Passei para a segunda etapa, que foi remover cada um dos CIs da placa mãe, limpei tudo com álcool isopropílico e removi a oxidação dos terminais que pareciam mais prejudicados.

Liguei o micro e nada ainda… Então removi completamente a placa e com uma lupa procurei por trilhas partidas e ressoldei partes que pareciam suspeitas. Vi alguns fios que me pareciam ser correção ou alteração de fábrica, e preferi não mexer.

Ainda não deu certo, então parti para a leitura do diagrama do Apple II+ e mais alguns manuais de manutenção, documentos estes facilmente encontráveis e muito conhecidos pelos amantes da plataforma.

No geral toda a leitura foi prazerosa, pois deu para entender muitas partes da máquina e passei a ver o projeto de um Apple II com outros olhos.

Fiz alguns pedidos na lista AppleII_Br, e fui prontamente atendido pelo Eduardo Luccas, caso fosse necessário gravar novas ROMs, e também recebi uma mensagem do amigo Cauã Prado, que me ofereceu por um valor justo (e parcelado) um clone do CPU 6502, uma interface DiskII, uma language card e um drive DiskII original.

Como eu estava praticamente sem nenhum CI extra para testar, achei que já estava na hora de ter alguns em estoque para futuras manutenções, pois eu sempre ficava na mão já que na minha cidade dificilmente se encontra algo.
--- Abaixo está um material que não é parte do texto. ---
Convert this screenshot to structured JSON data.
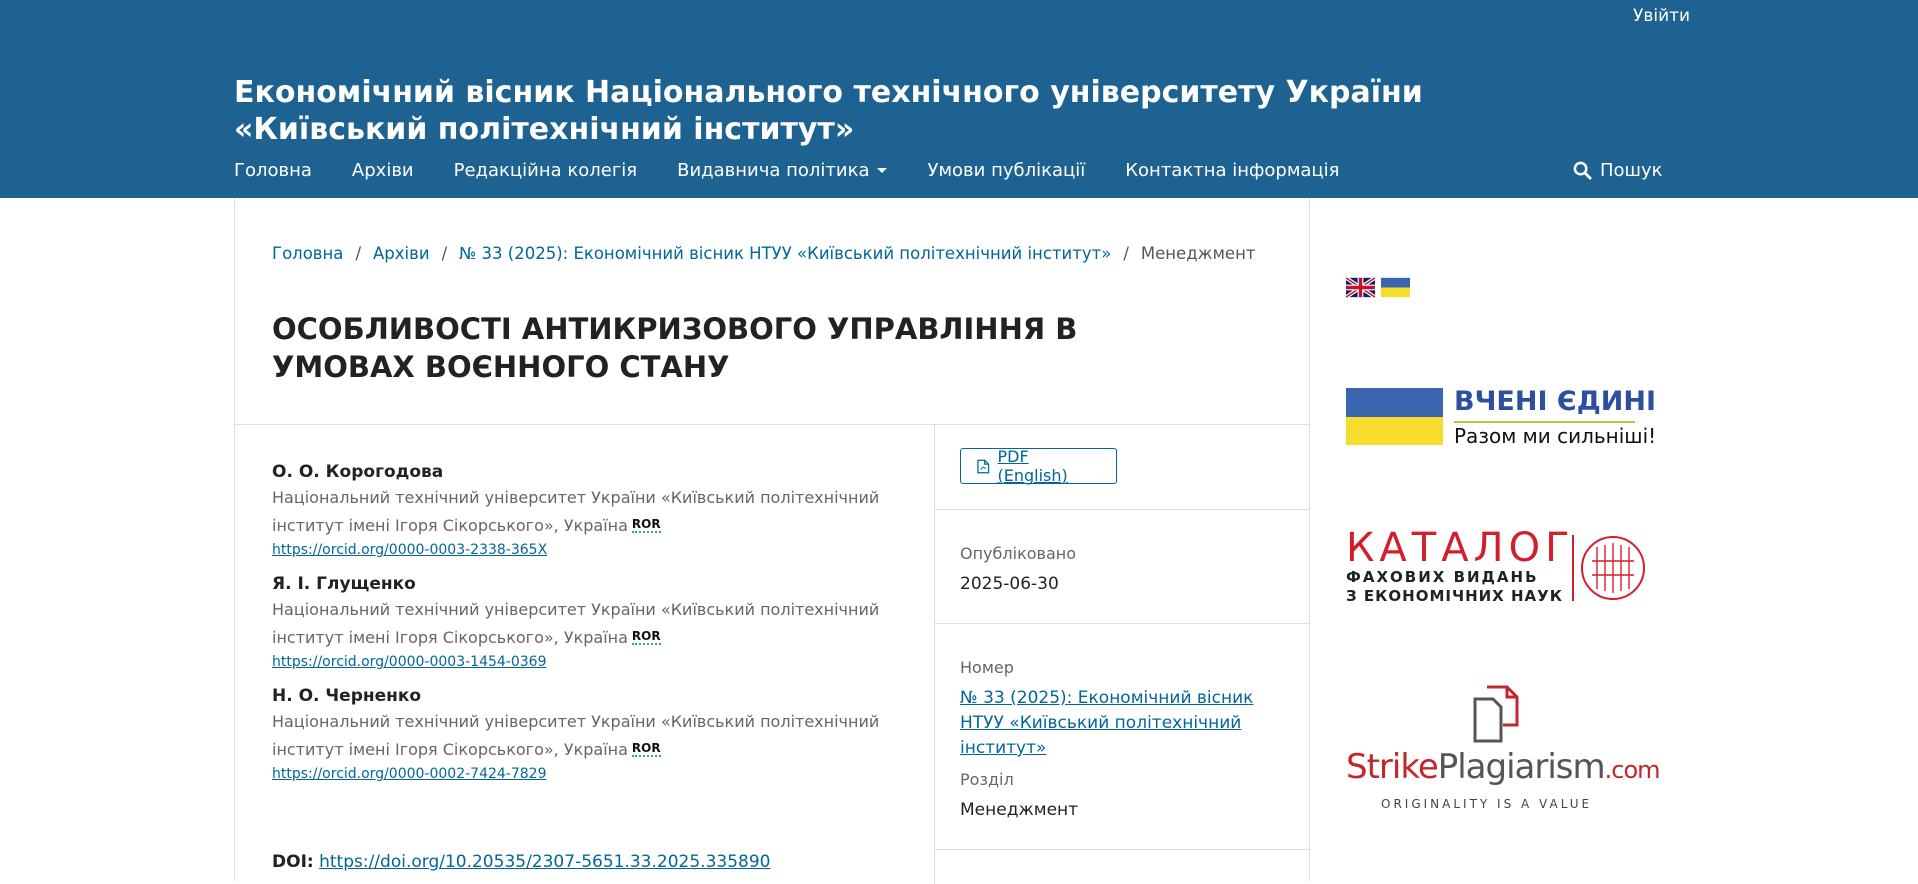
{
  "header": {
    "login": "Увійти",
    "site_title": "Економічний вісник Національного технічного університету України «Київський політехнічний інститут»",
    "nav": [
      "Головна",
      "Архіви",
      "Редакційна колегія",
      "Видавнича політика",
      "Умови публікації",
      "Контактна інформація"
    ],
    "search": "Пошук"
  },
  "breadcrumb": {
    "home": "Головна",
    "archives": "Архіви",
    "issue": "№ 33 (2025): Економічний вісник НТУУ «Київський політехнічний інститут»",
    "current": "Менеджмент"
  },
  "article": {
    "title": "ОСОБЛИВОСТІ АНТИКРИЗОВОГО УПРАВЛІННЯ В УМОВАХ ВОЄННОГО СТАНУ",
    "authors": [
      {
        "name": "О. О. Корогодова",
        "affiliation": "Національний технічний університет України «Київський політехнічний інститут імені Ігоря Сікорського», Україна",
        "orcid": "https://orcid.org/0000-0003-2338-365X"
      },
      {
        "name": "Я. І. Глущенко",
        "affiliation": "Національний технічний університет України «Київський політехнічний інститут імені Ігоря Сікорського», Україна",
        "orcid": "https://orcid.org/0000-0003-1454-0369"
      },
      {
        "name": "Н. О. Черненко",
        "affiliation": "Національний технічний університет України «Київський політехнічний інститут імені Ігоря Сікорського», Україна",
        "orcid": "https://orcid.org/0000-0002-7424-7829"
      }
    ],
    "ror_label": "ROR",
    "doi_label": "DOI:",
    "doi": "https://doi.org/10.20535/2307-5651.33.2025.335890"
  },
  "side": {
    "pdf_button": "PDF (English)",
    "published_label": "Опубліковано",
    "published_date": "2025-06-30",
    "issue_label": "Номер",
    "issue_link": "№ 33 (2025): Економічний вісник НТУУ «Київський політехнічний інститут»",
    "section_label": "Розділ",
    "section_value": "Менеджмент"
  },
  "sidebar": {
    "united_line1": "ВЧЕНІ ЄДИНІ",
    "united_line2": "Разом ми сильніші!",
    "catalog_line1": "КАТАЛОГ",
    "catalog_line2": "ФАХОВИХ ВИДАНЬ",
    "catalog_line3": "З ЕКОНОМІЧНИХ НАУК",
    "strike_part1": "Strike",
    "strike_part2": "Plagiarism",
    "strike_part3": ".com",
    "strike_tagline": "ORIGINALITY IS A VALUE"
  },
  "colors": {
    "header_bg": "#1e6292",
    "link": "#006798",
    "flag_blue": "#3a66b0",
    "flag_yellow": "#f6dd2b",
    "catalog_red": "#d21f2e",
    "strike_red": "#c1272d"
  }
}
Fiz um pedido online de quase 100% dos CIs da placa mãe na Compomil, fiquei esperando uma semana e não fui atendido. Achei um absurdo, mandei e-mails e nada também, então nem perdi mais meu tempo e fui atrás de outra loja, e aproveito para não recomendar esta empresa a ninguém.

Depois de procurar um pouco, fiz um pedido de cerca de 90% dos CIs na HIT Componentes Eletrônicos, e o preço me pareceu um pouco mais baixo que a Compomil, apesar de não ter todos os componentes. A vantagem é que fechei o pedido e no dia seguinte já havia sido despachado, ao qual chegou aqui em 2 dias, muito bom.

No fim das contas tive uma bela surpresa com relação aos CIs com problema:

Entre os CIs com problema estava o 74LS139, responsável pelo endereçamento de memória, um 74LS74 e DUAS FILEIRAS INTEIRAS de RAM 4116, o que equivale a 16 CIs de RAM! Como é que duas fileiras inteiras queimaram? Qualquer uma destas memórias 4116 que fossem colocadas no micro deixavam ele louco, travando a máquina com anomalias na tela.

Também tive que trocar o capacitor cerâmico que era ligado ao CI 555, pois o estado de reset ficava constante, e descobri uma trilha partida junto ao terminal deste capacitor.

Mas enfim, eis que ele volta das cinzas:

E para comemorar a volta a vida, tive a ousadia de tirar a película original da placa “Dismac”:

 

Curiosidades

Alguns destalhes neste micro me chamaram a atenção, então se alguém souber responder os motivos, basta postar nos comentários que atualizo o post e dou os devidos créditos, ok?

Como pode ser visto na foto acima, a estiqueta do meu Dismac D-8100 tem o fundo cinza, sendo que em todos os outros que vi até agora e segundo afirmação de outros usuários, o fundo da etiqueta por padrão é preto e a parte colorida é um pouco diferente, além das letras não serem metálicas. Compare com esta foto que peguei de um anúncio do ML:

Dismac-D8100-ML

Outro detalhe é que na verdade o meu Dismac é o modelo D-8105/A, conforme mostra a etiqueta na parte de baixo do micro:

Qual seria a diferença prática destes modelos?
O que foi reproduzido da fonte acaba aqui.